“What a commentary on the state of twentieth-century capitalism,” mused “motivational speaker” Jordan Belfort as he looked back on his life of fraud, sex, and drugs. As head of the brokerage firm Stratton Oakmont, he fleeced investors of hundreds of millions of dollars in the early 1990’s. I saw Martin Scorsese’s film The Wolf of Wall Street and was sufficiently intrigued to read Belfort’s memoir, on which the screenplay is based. I learned quite a lot.
For example, the scam known as “pump and dump,” which netted Belfort and his fellow Strattonites their ill-gotten gains, comes into much clearer view in the memoir than it does in the film. The technique works by buying up the stock of worthless companies through nominees, selling it on a rising market to genuine investors, and then unloading all of it.
It was not just small investors who were ruined; what stands out is the greed and gullibility of the rich who were sold the same rubbish by the “young and stupid” salesmen Belfort preferred to hire. Belfort was (is) obviously a super-slick snake-oil merchant, brilliant in his trade until drugs ruined his judgment.
Belfort, once again selling the elixir of success after a brief stint in prison, professes to feel shame for his behavior; but I suspect that deep down his contempt for those he swindled outweighs any sense of remorse. In a recent book, Capitalism in the Twenty-First Century, the economist Thomas Piketty describes Stratton Oakmont as an example of “meritocratic extremism” – the culmination of a century-long passage from the old inequality, characterized by inherited wealth and discreet lifestyles, to the new inequality, with its outsize bonuses and conspicuous consumption.
Belfort has been described as a perverse Robin Hood, robbing the rich to give to himself and his pals. The rich were the old-money Protestant establishment whose members had lost their skills for protecting their wealth, which was therefore rightfully forfeited to street-savvy up-and-comers – mainly Jewish – amoral enough to help themselves to it. But Stratton Oakmont’s peculations were hardly an exception on Wall Street. As a good friend, who was an SEC regulator for 20 years, told me when I asked about the extent of fraud, “I found it to be pervasive. The system simply makes it too easy, and human nature colludes on both sides. Greed is the source of all cons.”
The Wolf of Wall Street was a predator, but so were all those reputable investment banks that shorted the products they were selling, and the retail banks that offered mortgages to unviable borrowers, which they could then repackage and sell as investment-grade securities. They were all wolves in sheep’s clothing.
A decent banking system has two functions: to look after depositors’ money and to bring together savers and investors in mutually profitable trades. Savings are deposited with banks because they are trusted not to steal them, and custody has a price. The deals that banks arrange between borrowers and lenders are the lifeblood of modern economies – and risky work for which bankers deserve to be well rewarded. But any money that bankers earn over and above the cost of compensating them for providing an essential service represents what former British regulator Adair Turner calls “social waste,” or what used to be described as “usury.”
It is not the extent of the financial system that should alarm us, but its concentration and connectivity. In the United Kingdom, an ever-increasing share of bank assets has been concentrated in the five largest banks. Standard economic theory tells us that excessive profits are the direct result of concentrated ownership.
Connectivity is the link between banks. These links can be locational, as in Wall Street or the City of London. But they became global through the development of derivatives, which were supposed to increase the stability of the banking system as a whole by spreading risk. Instead, they increase the system’s fragility by correlating risk over a much larger space.
As a paper by Andrew Haldane of the Bank of England and the zoologist Robert May points out, derivatives were like viruses. Financial engineers and traders shared the same assumptions about the risks they were taking. When these assumptions turned out to be false, the entire financial system was exposed to infection.
Concentration and connectivity reinforce each other. Two-thirds of the recent growth of banks’ balance sheets in the UK represents internal claims among banks rather than claims between banks and non-financial firms – a clear case of money breeding money.
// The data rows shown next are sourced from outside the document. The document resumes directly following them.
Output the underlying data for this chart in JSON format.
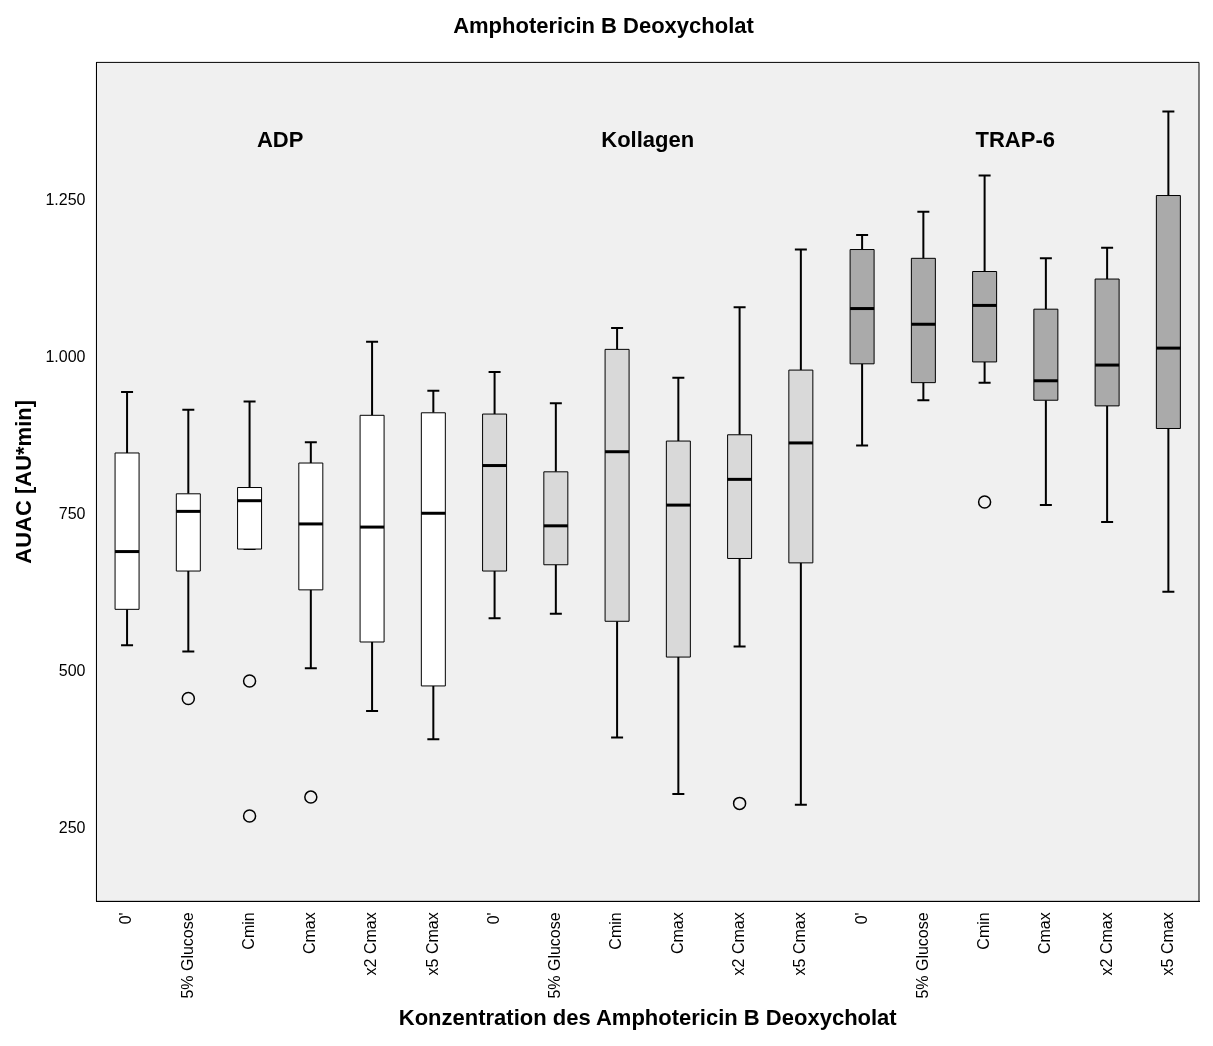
{
  "chart_data": {
    "type": "box",
    "title": "Amphotericin B Deoxycholat",
    "xlabel": "Konzentration des Amphotericin B Deoxycholat",
    "ylabel": "AUAC [AU*min]",
    "categories": [
      "0'",
      "5% Glucose",
      "Cmin",
      "Cmax",
      "x2 Cmax",
      "x5 Cmax",
      "0'",
      "5% Glucose",
      "Cmin",
      "Cmax",
      "x2 Cmax",
      "x5 Cmax",
      "0'",
      "5% Glucose",
      "Cmin",
      "Cmax",
      "x2 Cmax",
      "x5 Cmax"
    ],
    "boxes": [
      {
        "low": 542,
        "q1": 599,
        "median": 691,
        "q3": 848,
        "high": 945
      },
      {
        "low": 532,
        "q1": 660,
        "median": 755,
        "q3": 783,
        "high": 917,
        "outliers": [
          457
        ]
      },
      {
        "low": 695,
        "q1": 695,
        "median": 772,
        "q3": 793,
        "high": 930,
        "outliers": [
          485,
          270
        ]
      },
      {
        "low": 505,
        "q1": 630,
        "median": 735,
        "q3": 832,
        "high": 865,
        "outliers": [
          300
        ]
      },
      {
        "low": 437,
        "q1": 547,
        "median": 730,
        "q3": 908,
        "high": 1025
      },
      {
        "low": 392,
        "q1": 477,
        "median": 752,
        "q3": 912,
        "high": 947
      },
      {
        "low": 585,
        "q1": 660,
        "median": 828,
        "q3": 910,
        "high": 977
      },
      {
        "low": 592,
        "q1": 670,
        "median": 732,
        "q3": 818,
        "high": 927
      },
      {
        "low": 395,
        "q1": 580,
        "median": 850,
        "q3": 1013,
        "high": 1047
      },
      {
        "low": 305,
        "q1": 523,
        "median": 765,
        "q3": 867,
        "high": 968
      },
      {
        "low": 540,
        "q1": 680,
        "median": 806,
        "q3": 877,
        "high": 1080,
        "outliers": [
          290
        ]
      },
      {
        "low": 288,
        "q1": 673,
        "median": 864,
        "q3": 980,
        "high": 1172
      },
      {
        "low": 860,
        "q1": 990,
        "median": 1078,
        "q3": 1172,
        "high": 1195
      },
      {
        "low": 932,
        "q1": 960,
        "median": 1053,
        "q3": 1158,
        "high": 1232
      },
      {
        "low": 960,
        "q1": 993,
        "median": 1083,
        "q3": 1137,
        "high": 1290,
        "outliers": [
          770
        ]
      },
      {
        "low": 765,
        "q1": 932,
        "median": 963,
        "q3": 1077,
        "high": 1158
      },
      {
        "low": 738,
        "q1": 923,
        "median": 988,
        "q3": 1125,
        "high": 1175
      },
      {
        "low": 627,
        "q1": 887,
        "median": 1015,
        "q3": 1258,
        "high": 1392
      }
    ],
    "colors": [
      "#ffffff",
      "#ffffff",
      "#ffffff",
      "#ffffff",
      "#ffffff",
      "#ffffff",
      "#d9d9d9",
      "#d9d9d9",
      "#d9d9d9",
      "#d9d9d9",
      "#d9d9d9",
      "#d9d9d9",
      "#aaaaaa",
      "#aaaaaa",
      "#aaaaaa",
      "#aaaaaa",
      "#aaaaaa",
      "#aaaaaa"
    ],
    "ylim": [
      134,
      1470
    ],
    "yticks": [
      {
        "value": 250,
        "label": "250"
      },
      {
        "value": 500,
        "label": "500"
      },
      {
        "value": 750,
        "label": "750"
      },
      {
        "value": 1000,
        "label": "1.000"
      },
      {
        "value": 1250,
        "label": "1.250"
      }
    ],
    "annotations": [
      "ADP",
      "Kollagen",
      "TRAP-6"
    ],
    "grid": false,
    "legend": false
  }
}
Reformers want to cap bankers’ bonuses, create firewalls between banking departments, or (more radically) limit a single bank’s share of total banking assets. But the only durable solution is to simplify the financial system. As Haldane and May put it: “Excessive homogeneity within a financial system – all the banks doing the same thing – can minimize the risk for each individual bank, but maximize the possibility of the entire system collapsing.” As long as banks can make a profit from trading, they will continue to expand derivatives in excess of any legitimate hedging demands from non-banks, creating redundant products whose only function is to make profits for their inventors and sellers.
How to curtail derivatives is now by far the most important topic in banking reform, and the search for solutions should be guided by the recognition that economics is not a natural science. As May recounts: “The odds on a 100 year storm do not change because people think that such a storm has become more likely.”
In financial markets, the odds do depend on what people think. The less thinking they have to do, the better. Jordan Belfort was partly right: people who go into finance should not be too clever.
Robert Skidelsky, professor emeritus of political economy at Warwick University and a fellow of the British Academy in history and economics, is the author of a three-volume biography of John Maynard Keynes and a member of the British House of Lords.